No flash; no Flash Gordon! Well, you know I like to be different.
It’s not the technology anymore. We know the Red Dragon is poised to land on mars (Elon is maneuvering to have NASA pay for the first test landing. Attaboy!)
It’s all about the funding now. Larry Page suggests he’s willing to put up $2b (under some circumstance.) Mars One plans to make money with a reality show (good luck with that, it’s a long shot.) The Space Settlement Initiative wants congress to allow a company to have AK sized territory to sell to earth rubes for a few dollars a square meter (ok, that’s my bad; but I’ve got reasons to not like their actual plan while agreeing with much of their ideas.)
Then of course there’s this nobody on the internet promoting the idea that those taking the risk of their lives should get some balancing reward. Which is in turn balanced by the incentive for a company to take a long term risk for over a 10x reward (trillions of dollar back for a few billion up front) which gives the colonist a means of even getting there without individually having to come up with a $100m ticket price each.

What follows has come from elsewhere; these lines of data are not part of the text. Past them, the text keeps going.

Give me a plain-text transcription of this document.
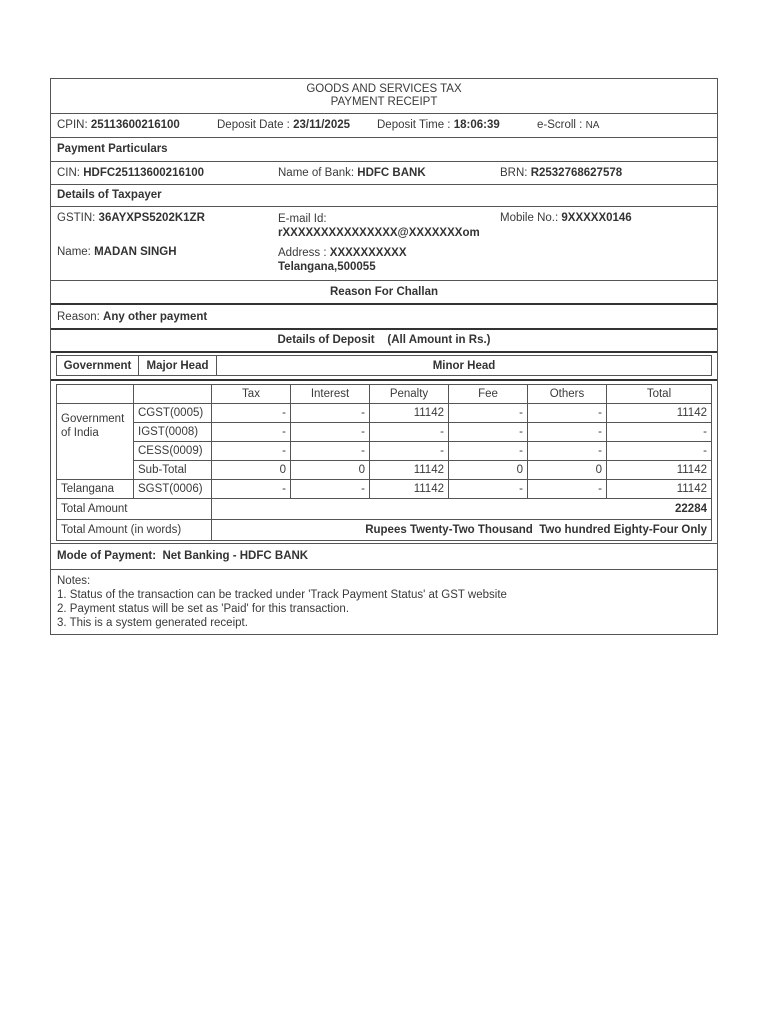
GOODS AND SERVICES TAX
PAYMENT RECEIPT
CPIN: 25113600216100	Deposit Date : 23/11/2025 Deposit Time : 18:06:39	e-Scroll : NA
Payment Particulars
CIN: HDFC25113600216100	Name of Bank: HDFC BANK	BRN: R2532768627578
Details of Taxpayer
GSTIN: 36AYXPS5202K1ZR	E-mail Id:
rXXXXXXXXXXXXXXX@XXXXXXXom
Mobile No.: 9XXXXX0146
Name: MADAN SINGH	Address : XXXXXXXXXX
Telangana,500055
Reason For Challan
Reason: Any other payment
Details of Deposit (All Amount in Rs.)
Government	Major Head	Minor Head
		Tax	Interest	Penalty	Fee	Others	Total
Government of India	CGST(0005)	-	-	11142	-	-	11142
	IGST(0008)	-	-	-	-	-	-
	CESS(0009)	-	-	-	-	-	-
	Sub-Total	0	0	11142	0	0	11142
Telangana	SGST(0006)	-	-	11142	-	-	11142
Total Amount		22284					
Total Amount (in words)		Rupees Twenty-Two Thousand  Two hundred Eighty-Four Only					
Mode of Payment: Net Banking - HDFC BANK
Notes:
1. Status of the transaction can be tracked under 'Track Payment Status' at GST website
2. Payment status will be set as 'Paid' for this transaction.
3. This is a system generated receipt.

That last idea requires that we realize we are not the pawns of governments. Not sure if metrosexuals can handle that.
We’ll probably have to root for the billionaires, but I hate to think we will continue to hold to socialistic ideas that have killed so many. Set free your mind and the rest will follow.
When you don’t really own your own property and life; you don’t have liberty.
Letting politicians decide what to tax you means you don’t own the thing. I left it unsaid, but then realized that last line above might not be understood.
Free trade means you agree to a fee for a service. That’s an entirely different thing.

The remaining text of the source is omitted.